A web app wraps it in a 3D globe (CesiumJS) with a scene picker and an on-demand forecast form. Forecast runs are cached by parameter hash so repeat demos are instant.


Quick start

1. Install

python -m venv .venv && source .venv/bin/activate
pip install -r requirements.txt

2. Data layout (already on disk if you've been using this repo)

data/data/raw/MARIDA/patches/<scene>/*.tif     # Sentinel-2 patches + masks
data/data/raw/MARIDA/splits/{train,val,test}_X.txt
data/data/raw/MARIDA/tile_index.csv            # maps tile -> date, lat, lon
data/data/raw/MARIDA/norm_stats.json           # per-band mean/std
data/data/raw/oscar/oscar_currents_interim_YYYYMMDD.nc   # 231 daily files

OSCAR coverage window: 2020-02-06 → 2021-01-23 (231 days). MARIDA scenes outside this window can be detected but not forecasted until more OSCAR data is downloaded.

3. Train (already done — you can skip if you have a checkpoint)
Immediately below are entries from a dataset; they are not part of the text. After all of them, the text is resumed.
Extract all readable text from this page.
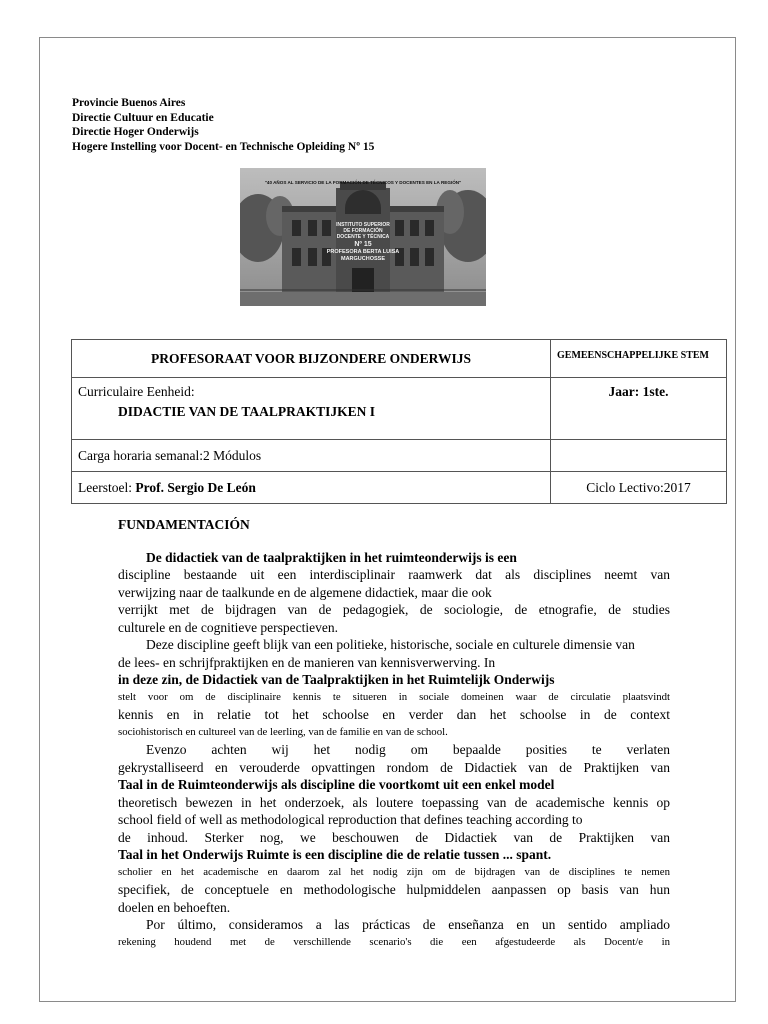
Provincie Buenos Aires
Directie Cultuur en Educatie
Directie Hoger Onderwijs
Hogere Instelling voor Docent- en Technische Opleiding Nº 15
"40 AÑOS AL SERVICIO DE LA FORMACIÓN DE TÉCNICOS Y DOCENTES EN LA REGIÓN"
INSTITUTO SUPERIOR
DE FORMACIÓN
DOCENTE Y TÉCNICA
Nº 15
PROFESORA BERTA LUISA
MARGUCHOSSE
PROFESORAAT VOOR BIJZONDERE ONDERWIJS	GEMEENSCHAPPELIJKE STEM

Curriculaire Eenheid:
DIDACTIE VAN DE TAALPRAKTIJKEN I	Jaar: 1ste.
Carga horaria semanal:2 Módulos	
Leerstoel: Prof. Sergio De León	Ciclo Lectivo:2017
FUNDAMENTACIÓN
De didactiek van de taalpraktijken in het ruimteonderwijs is een
discipline bestaande uit een interdisciplinair raamwerk dat als disciplines neemt van
verwijzing naar de taalkunde en de algemene didactiek, maar die ook
verrijkt met de bijdragen van de pedagogiek, de sociologie, de etnografie, de studies
culturele en de cognitieve perspectieven.
Deze discipline geeft blijk van een politieke, historische, sociale en culturele dimensie van
de lees- en schrijfpraktijken en de manieren van kennisverwerving. In
in deze zin, de Didactiek van de Taalpraktijken in het Ruimtelijk Onderwijs
stelt voor om de disciplinaire kennis te situeren in sociale domeinen waar de circulatie plaatsvindt
kennis en in relatie tot het schoolse en verder dan het schoolse in de context
sociohistorisch en cultureel van de leerling, van de familie en van de school.
Evenzo achten wij het nodig om bepaalde posities te verlaten
gekrystalliseerd en verouderde opvattingen rondom de Didactiek van de Praktijken van
Taal in de Ruimteonderwijs als discipline die voortkomt uit een enkel model
theoretisch bewezen in het onderzoek, als loutere toepassing van de academische kennis op
school field of well as methodological reproduction that defines teaching according to
de inhoud. Sterker nog, we beschouwen de Didactiek van de Praktijken van
Taal in het Onderwijs Ruimte is een discipline die de relatie tussen ... spant.
scholier en het academische en daarom zal het nodig zijn om de bijdragen van de disciplines te nemen
specifiek, de conceptuele en methodologische hulpmiddelen aanpassen op basis van hun
doelen en behoeften.
Por último, consideramos a las prácticas de enseñanza en un sentido ampliado
rekening houdend met de verschillende scenario's die een afgestudeerde als Docent/e in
# CNN-only (the production config — OSCAR-as-feature regressed, see notes).
python -m src.training.train --cnn-only \
  --epochs 25 --batch-size 16 \
  --head-dropout 0.5 --weight-decay 0.01 --early-stopping-patience 6 \
  --ckpt-dir checkpoints/cnn_only_v2

# Per-class threshold tuning on the val split (+4 macro-F1 points).
python -m src.training.tune_thresholds --ckpt checkpoints/cnn_only_v2/best.pt

# Lock in numbers on the held-out test split.
python -m src.training.eval_test \
  --ckpt checkpoints/cnn_only_v2/best.pt \
  --thresholds checkpoints/cnn_only_v2/thresholds.json \
  --report checkpoints/cnn_only_v2/test_report.json

Test-set macro-F1 with tuned thresholds: 0.60 (Marine Debris alone: F1=0.85).

4. Build the scene cache (one-time, ~5–15 min on CPU)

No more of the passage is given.